How the Wall Street Journal can bring up the LIBOR scandal – both a textbook case of antitrust crime and more or less the ultimate example of insider trading, with banks trading against their own secret, non-disclosed manipulations of interest rates – and lump it in with things that supposedly "aren't crimes" is beyond mind-boggling. People can and do go to jail in America for smoking marijuana or selling food stamps for rent money, but apparently it reeks of Stalinism to even suggest that even one person should go to jail for manipulating an $800 trillion market. Moreover Weill, far from simply being one of the last people on earth to admit the obvious truth about Too-Big-To-Fail banks, has instead just crossed over into the Stalinist camp.

But the Wall Street Journal didn’t even win the prize for most preposterous response to the Weill episode. That award went to former Treasury advisor and semi-disgraced financier Steve Rattner, who wrote a truly incredible piece in the New York Times editorial page about why Weill is wrong...

But he went on to say that Weill’s musings were "an ill-advised distraction." The reasons he gave for believing this are astounding. And what's astounding is not just that he has these opinions, but that his "reasons" got past the Times editors, who should have blanched at publishing such gross inaccuracies...

There are so many things wrong with this passage, it’s hard to know where to start. But let’s take the most obvious problem: He’s lying!...

Rattner wrote some other crazy things. He said, "it is wrong to think we can shrink banks to a size that eliminates the 'too big to fail' problem without emasculating one of our most successful industries."

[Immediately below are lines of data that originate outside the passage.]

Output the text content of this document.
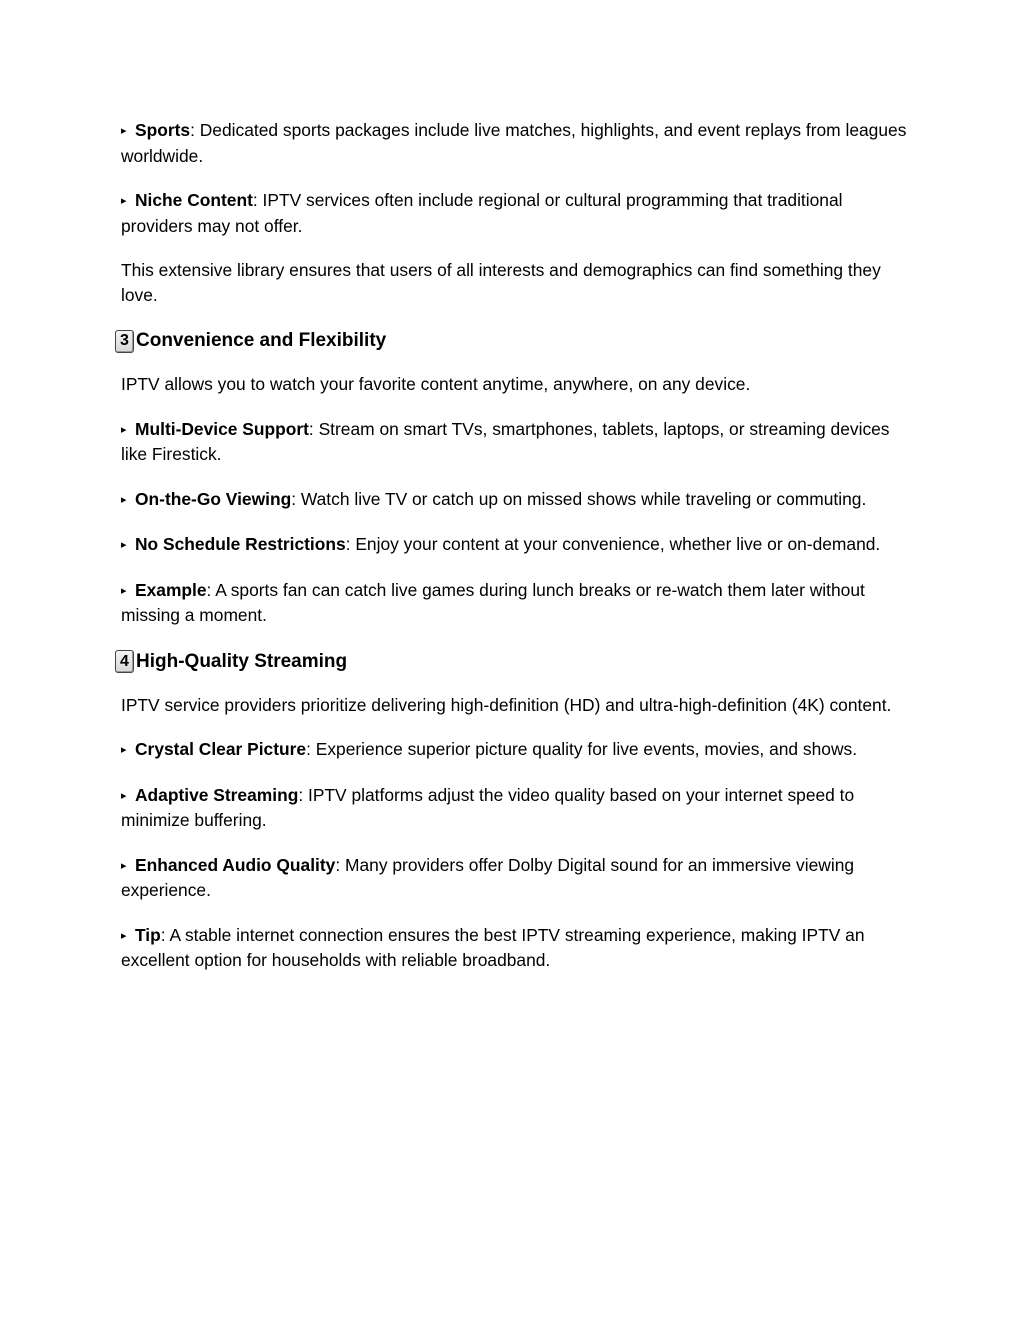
▸ Sports: Dedicated sports packages include live matches, highlights, and event replays from leagues worldwide.

▸ Niche Content: IPTV services often include regional or cultural programming that traditional providers may not offer.

This extensive library ensures that users of all interests and demographics can find something they love.

3 Convenience and Flexibility

IPTV allows you to watch your favorite content anytime, anywhere, on any device.

▸ Multi-Device Support: Stream on smart TVs, smartphones, tablets, laptops, or streaming devices like Firestick.

▸ On-the-Go Viewing: Watch live TV or catch up on missed shows while traveling or commuting.

▸ No Schedule Restrictions: Enjoy your content at your convenience, whether live or on-demand.

▸ Example: A sports fan can catch live games during lunch breaks or re-watch them later without missing a moment.

4 High-Quality Streaming

IPTV service providers prioritize delivering high-definition (HD) and ultra-high-definition (4K) content.

▸ Crystal Clear Picture: Experience superior picture quality for live events, movies, and shows.

▸ Adaptive Streaming: IPTV platforms adjust the video quality based on your internet speed to minimize buffering.

▸ Enhanced Audio Quality: Many providers offer Dolby Digital sound for an immersive viewing experience.

▸ Tip: A stable internet connection ensures the best IPTV streaming experience, making IPTV an excellent option for households with reliable broadband.
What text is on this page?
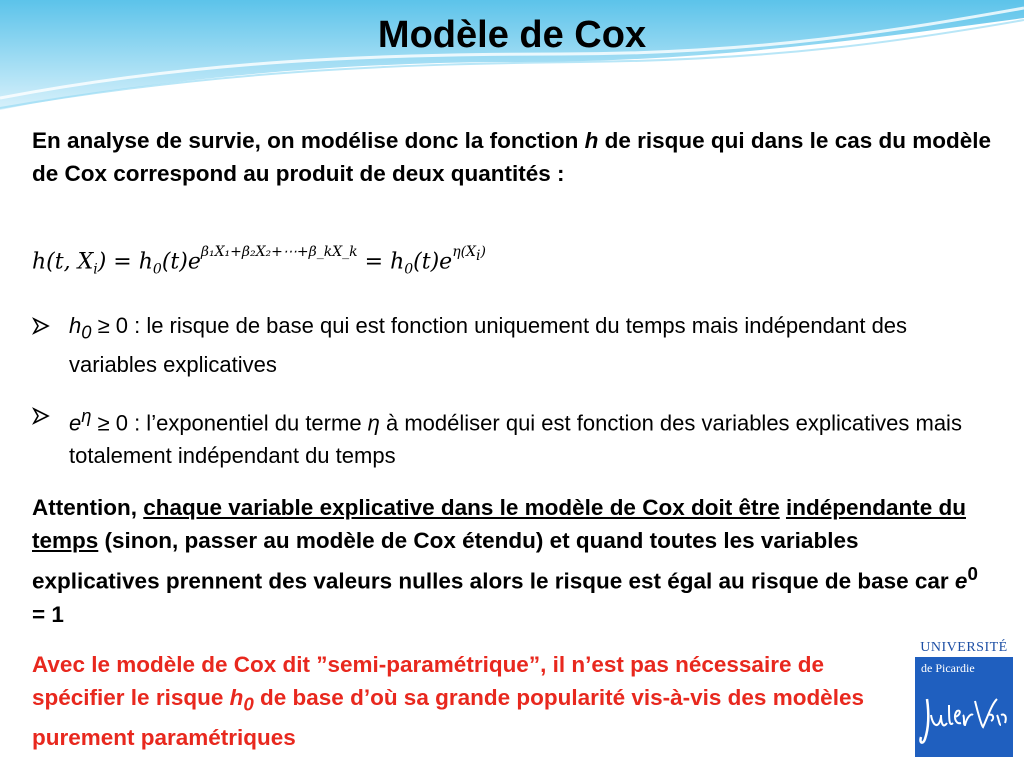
Modèle de Cox
En analyse de survie, on modélise donc la fonction h de risque qui dans le cas du modèle de Cox correspond au produit de deux quantités :
h(t, $X_i) = h_0(t)e^{\beta_1X_1+\beta_2X_2+\cdots+\beta\_kX\_k} = h_0(t)e^{\eta(X_i)}$
$h_0 \ge 0$ : le risque de base qui est fonction uniquement du temps mais indépendant des variables explicatives
$e^\eta \ge 0$ : l’exponentiel du terme η à modéliser qui est fonction des variables explicatives mais totalement indépendant du temps
Attention, chaque variable explicative dans le modèle de Cox doit être indépendante du temps (sinon, passer au modèle de Cox étendu) et quand toutes les variables explicatives prennent des valeurs nulles alors le risque est égal au risque de base car $e^0 = 1$
Avec le modèle de Cox dit ”semi-paramétrique”, il n’est pas nécessaire de spécifier le risque $h_0$ de base d’où sa grande popularité vis-à-vis des modèles purement paramétriques
UNIVERSITÉ
de Picardie
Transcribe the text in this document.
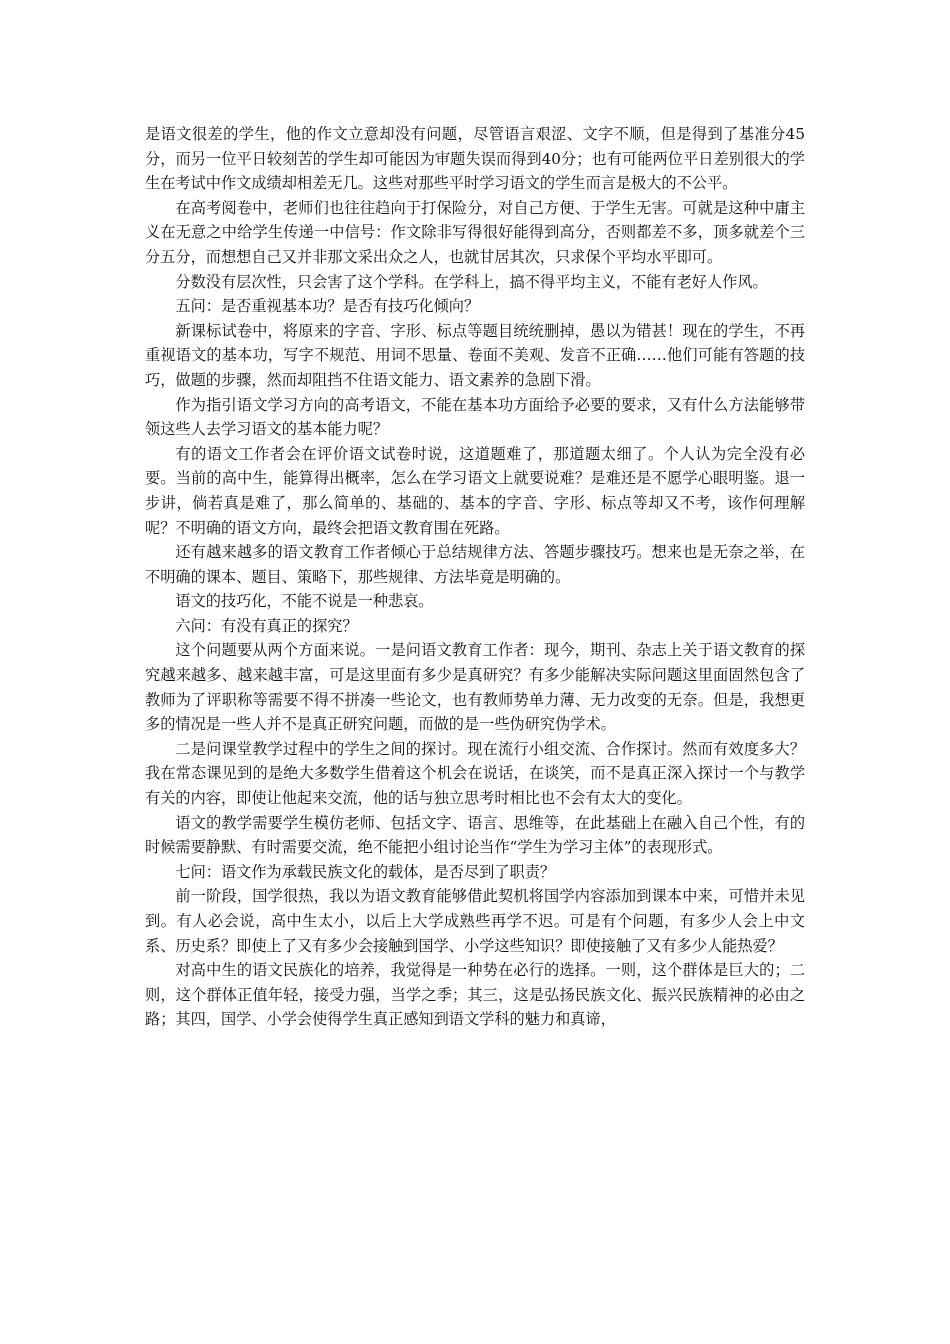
是语文很差的学生，他的作文立意却没有问题，尽管语言艰涩、文字不顺，但是得到了基准分45分，而另一位平日较刻苦的学生却可能因为审题失误而得到40分；也有可能两位平日差别很大的学生在考试中作文成绩却相差无几。这些对那些平时学习语文的学生而言是极大的不公平。

在高考阅卷中，老师们也往往趋向于打保险分，对自己方便、于学生无害。可就是这种中庸主义在无意之中给学生传递一中信号：作文除非写得很好能得到高分，否则都差不多，顶多就差个三分五分，而想想自己又并非那文采出众之人，也就甘居其次，只求保个平均水平即可。

分数没有层次性，只会害了这个学科。在学科上，搞不得平均主义，不能有老好人作风。

五问：是否重视基本功？是否有技巧化倾向？

新课标试卷中，将原来的字音、字形、标点等题目统统删掉，愚以为错甚！现在的学生，不再重视语文的基本功，写字不规范、用词不思量、卷面不美观、发音不正确……他们可能有答题的技巧，做题的步骤，然而却阻挡不住语文能力、语文素养的急剧下滑。

作为指引语文学习方向的高考语文，不能在基本功方面给予必要的要求，又有什么方法能够带领这些人去学习语文的基本能力呢？

有的语文工作者会在评价语文试卷时说，这道题难了，那道题太细了。个人认为完全没有必要。当前的高中生，能算得出概率，怎么在学习语文上就要说难？是难还是不愿学心眼明鉴。退一步讲，倘若真是难了，那么简单的、基础的、基本的字音、字形、标点等却又不考，该作何理解呢？不明确的语文方向，最终会把语文教育围在死路。

还有越来越多的语文教育工作者倾心于总结规律方法、答题步骤技巧。想来也是无奈之举，在不明确的课本、题目、策略下，那些规律、方法毕竟是明确的。

语文的技巧化，不能不说是一种悲哀。

六问：有没有真正的探究？

这个问题要从两个方面来说。一是问语文教育工作者：现今，期刊、杂志上关于语文教育的探究越来越多、越来越丰富，可是这里面有多少是真研究？有多少能解决实际问题这里面固然包含了教师为了评职称等需要不得不拼凑一些论文，也有教师势单力薄、无力改变的无奈。但是，我想更多的情况是一些人并不是真正研究问题，而做的是一些伪研究伪学术。

二是问课堂教学过程中的学生之间的探讨。现在流行小组交流、合作探讨。然而有效度多大？我在常态课见到的是绝大多数学生借着这个机会在说话，在谈笑，而不是真正深入探讨一个与教学有关的内容，即使让他起来交流，他的话与独立思考时相比也不会有太大的变化。

语文的教学需要学生模仿老师、包括文字、语言、思维等，在此基础上在融入自己个性，有的时候需要静默、有时需要交流，绝不能把小组讨论当作“学生为学习主体”的表现形式。

七问：语文作为承载民族文化的载体，是否尽到了职责？

前一阶段，国学很热，我以为语文教育能够借此契机将国学内容添加到课本中来，可惜并未见到。有人必会说，高中生太小，以后上大学成熟些再学不迟。可是有个问题，有多少人会上中文系、历史系？即使上了又有多少会接触到国学、小学这些知识？即使接触了又有多少人能热爱？

对高中生的语文民族化的培养，我觉得是一种势在必行的选择。一则，这个群体是巨大的；二则，这个群体正值年轻，接受力强，当学之季；其三，这是弘扬民族文化、振兴民族精神的必由之路；其四，国学、小学会使得学生真正感知到语文学科的魅力和真谛，
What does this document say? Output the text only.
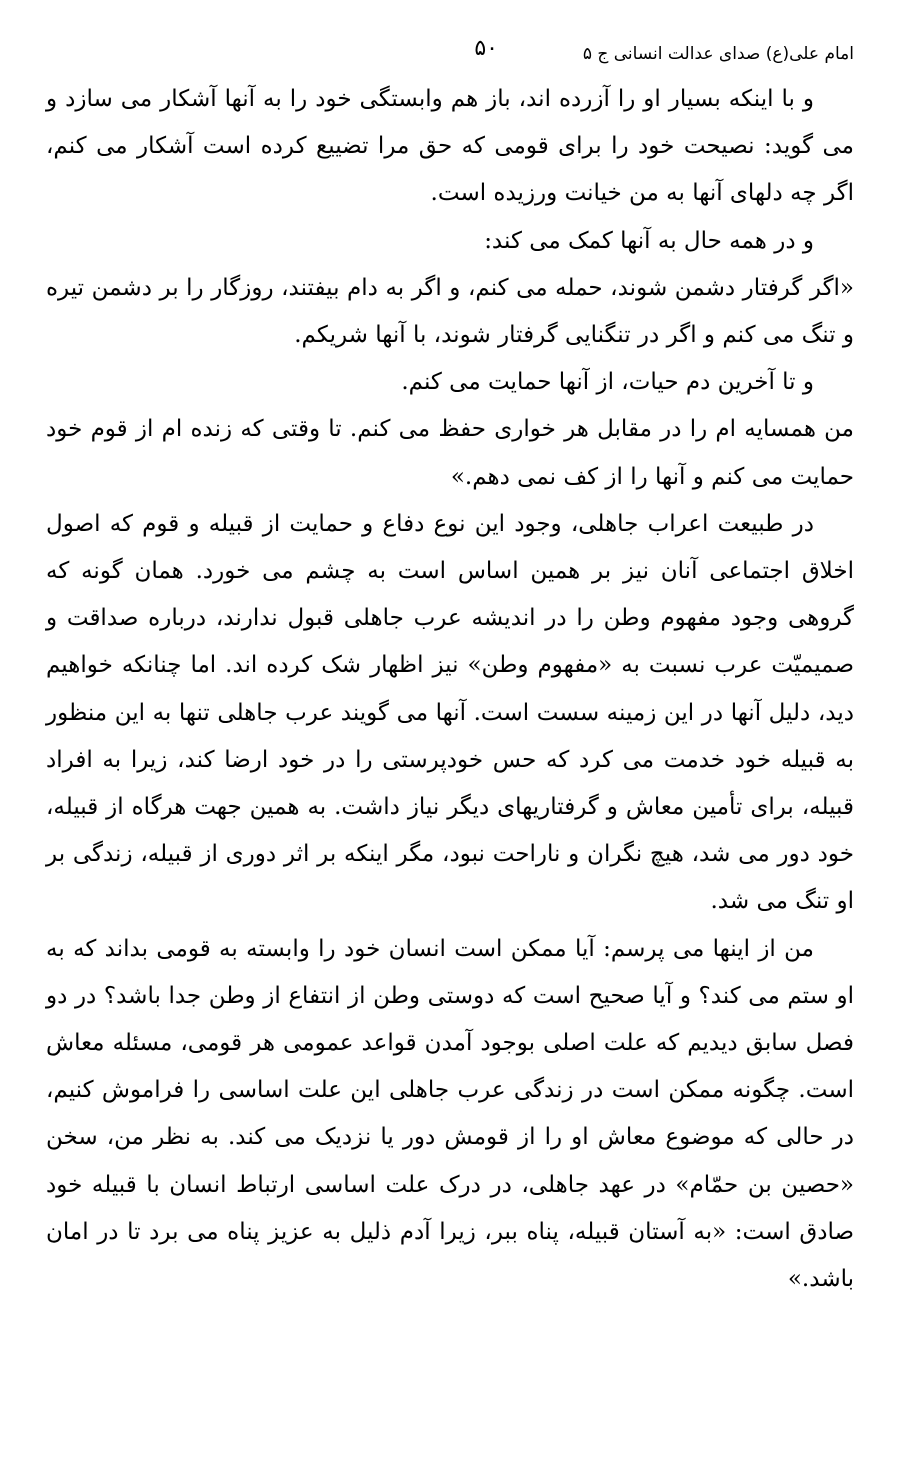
امام علی(ع) صدای عدالت انسانی ج ۵
۵۰

و با اینکه بسیار او را آزرده اند، باز هم وابستگی خود را به آنها آشکار می سازد و می گوید: نصیحت خود را برای قومی که حق مرا تضییع کرده است آشکار می کنم، اگر چه دلهای آنها به من خیانت ورزیده است.

و در همه حال به آنها کمک می کند:

«اگر گرفتار دشمن شوند، حمله می کنم، و اگر به دام بیفتند، روزگار را بر دشمن تیره و تنگ می کنم و اگر در تنگنایی گرفتار شوند، با آنها شریکم.

و تا آخرین دم حیات، از آنها حمایت می کنم.

من همسایه ام را در مقابل هر خواری حفظ می کنم. تا وقتی که زنده ام از قوم خود حمایت می کنم و آنها را از کف نمی دهم.»

در طبیعت اعراب جاهلی، وجود این نوع دفاع و حمایت از قبیله و قوم که اصول اخلاق اجتماعی آنان نیز بر همین اساس است به چشم می خورد. همان گونه که گروهی وجود مفهوم وطن را در اندیشه عرب جاهلی قبول ندارند، درباره صداقت و صمیمیّت عرب نسبت به «مفهوم وطن» نیز اظهار شک کرده اند. اما چنانکه خواهیم دید، دلیل آنها در این زمینه سست است. آنها می گویند عرب جاهلی تنها به این منظور به قبیله خود خدمت می کرد که حس خودپرستی را در خود ارضا کند، زیرا به افراد قبیله، برای تأمین معاش و گرفتاریهای دیگر نیاز داشت. به همین جهت هرگاه از قبیله، خود دور می شد، هیچ نگران و ناراحت نبود، مگر اینکه بر اثر دوری از قبیله، زندگی بر او تنگ می شد.

من از اینها می پرسم: آیا ممکن است انسان خود را وابسته به قومی بداند که به او ستم می کند؟ و آیا صحیح است که دوستی وطن از انتفاع از وطن جدا باشد؟ در دو فصل سابق دیدیم که علت اصلی بوجود آمدن قواعد عمومی هر قومی، مسئله معاش است. چگونه ممکن است در زندگی عرب جاهلی این علت اساسی را فراموش کنیم، در حالی که موضوع معاش او را از قومش دور یا نزدیک می کند. به نظر من، سخن «حصین بن حمّام» در عهد جاهلی، در درک علت اساسی ارتباط انسان با قبیله خود صادق است: «به آستان قبیله، پناه ببر، زیرا آدم ذلیل به عزیز پناه می برد تا در امان باشد.»
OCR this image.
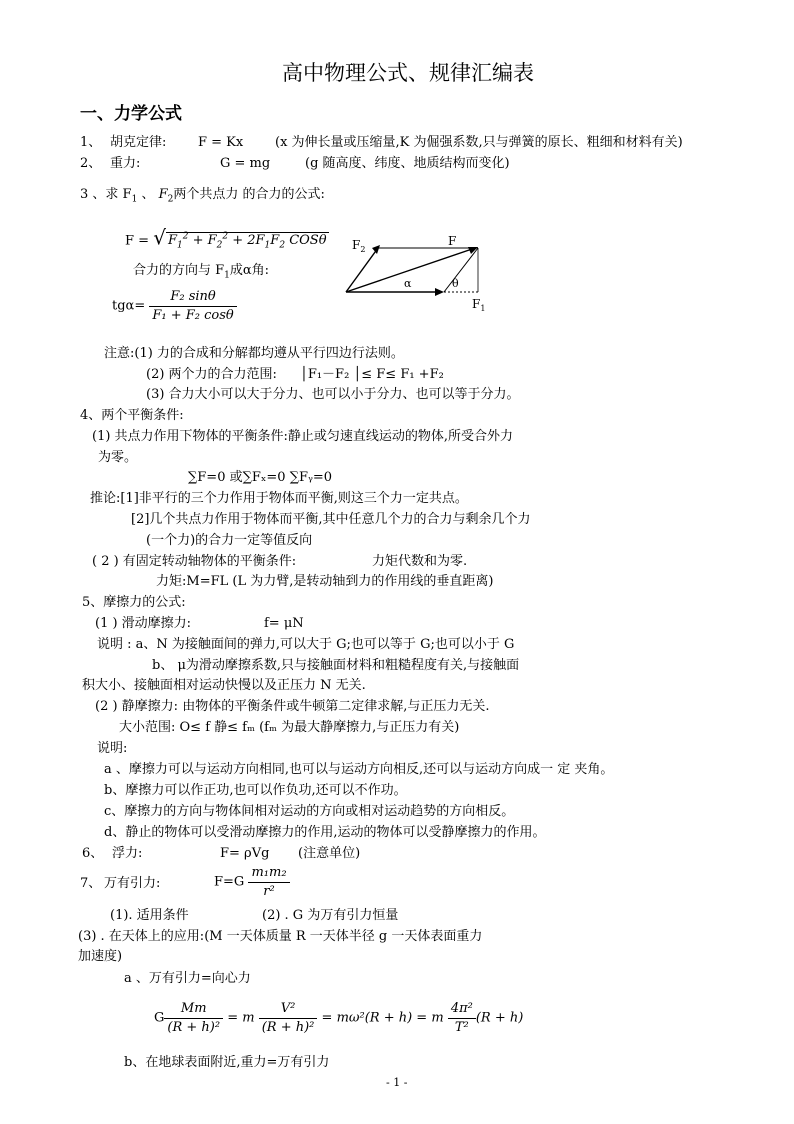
高中物理公式、规律汇编表
一、力学公式
1、 胡克定律: F = Kx (x 为伸长量或压缩量,K 为倔强系数,只与弹簧的原长、粗细和材料有关)
2、 重力:	G = mg	(g 随高度、纬度、地质结构而变化)
3 、求 $F_1$ 、 $F_2$两个共点力 的合力的公式:
F = √ $F_1^2 + F_2^2 + 2F_1F_2$ COSθ
合力的方向与 $F_1$成α角:
$tg\alpha= \frac{\text{F₂ sinθ}}{\text{F₁ + F₂ cosθ}}$
$F_2$
F
α	θ
$F_1$
注意:(1) 力的合成和分解都均遵从平行四边行法则。
(2) 两个力的合力范围: │F₁－F₂ │≤ F≤ F₁ +F₂
(3) 合力大小可以大于分力、也可以小于分力、也可以等于分力。
4、两个平衡条件:
(1) 共点力作用下物体的平衡条件:静止或匀速直线运动的物体,所受合外力
为零。
∑F=0 或∑Fₓ=0 ∑Fᵧ=0
推论:[1]非平行的三个力作用于物体而平衡,则这三个力一定共点。
[2]几个共点力作用于物体而平衡,其中任意几个力的合力与剩余几个力
(一个力)的合力一定等值反向
( 2 ) 有固定转动轴物体的平衡条件:	力矩代数和为零.
力矩:M=FL (L 为力臂,是转动轴到力的作用线的垂直距离)
5、摩擦力的公式:
(1 ) 滑动摩擦力:	f= μN
说明 : a、N 为接触面间的弹力,可以大于 G;也可以等于 G;也可以小于 G
b、 μ为滑动摩擦系数,只与接触面材料和粗糙程度有关,与接触面
积大小、接触面相对运动快慢以及正压力 N 无关.
(2 ) 静摩擦力: 由物体的平衡条件或牛顿第二定律求解,与正压力无关.
大小范围: O≤ f 静≤ fₘ (fₘ 为最大静摩擦力,与正压力有关)
说明:
a 、摩擦力可以与运动方向相同,也可以与运动方向相反,还可以与运动方向成一 定 夹角。
b、摩擦力可以作正功,也可以作负功,还可以不作功。
c、摩擦力的方向与物体间相对运动的方向或相对运动趋势的方向相反。
d、静止的物体可以受滑动摩擦力的作用,运动的物体可以受静摩擦力的作用。
6、 浮力:	F= ρVg (注意单位)
7、 万有引力:	$F=G \frac{\text{m₁m₂}}{\text{r²}}$
(1). 适用条件	(2) . G 为万有引力恒量
(3) . 在天体上的应用:(M 一天体质量 R 一天体半径 g 一天体表面重力
加速度)
a 、万有引力=向心力
G $\frac{Mm}{\text{(R + h)²}} = m \frac{\text{V²}}{\text{(R + h)²}} = m\omega^2(R + h) = m \frac{\text{4π²}}{\text{T²}} (R + h)$
b、在地球表面附近,重力=万有引力
- 1 -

One could go on at length in answering this ludicrous passage, pointing out for instance how insane it is for Rattner to call TBTF banking "one of our most successful industries" when the business is now known all over the world to be so totally corrupt that nobody was even surprised when they found out that global interest rates were being manipulated. Or when basically the entire banking industry has been downgraded to near-junk status thanks to the widespread perception that their balance sheets are a travesty of phony accounting and unrealized losses.

But this would just be beating a dead horse. These arguments have been made over and over again. Even Sandy Weill is making them now. But everybody knowing the truth and everybody doing something about it are two different things, as we’ll likely spend the next years, or even decades, finding out.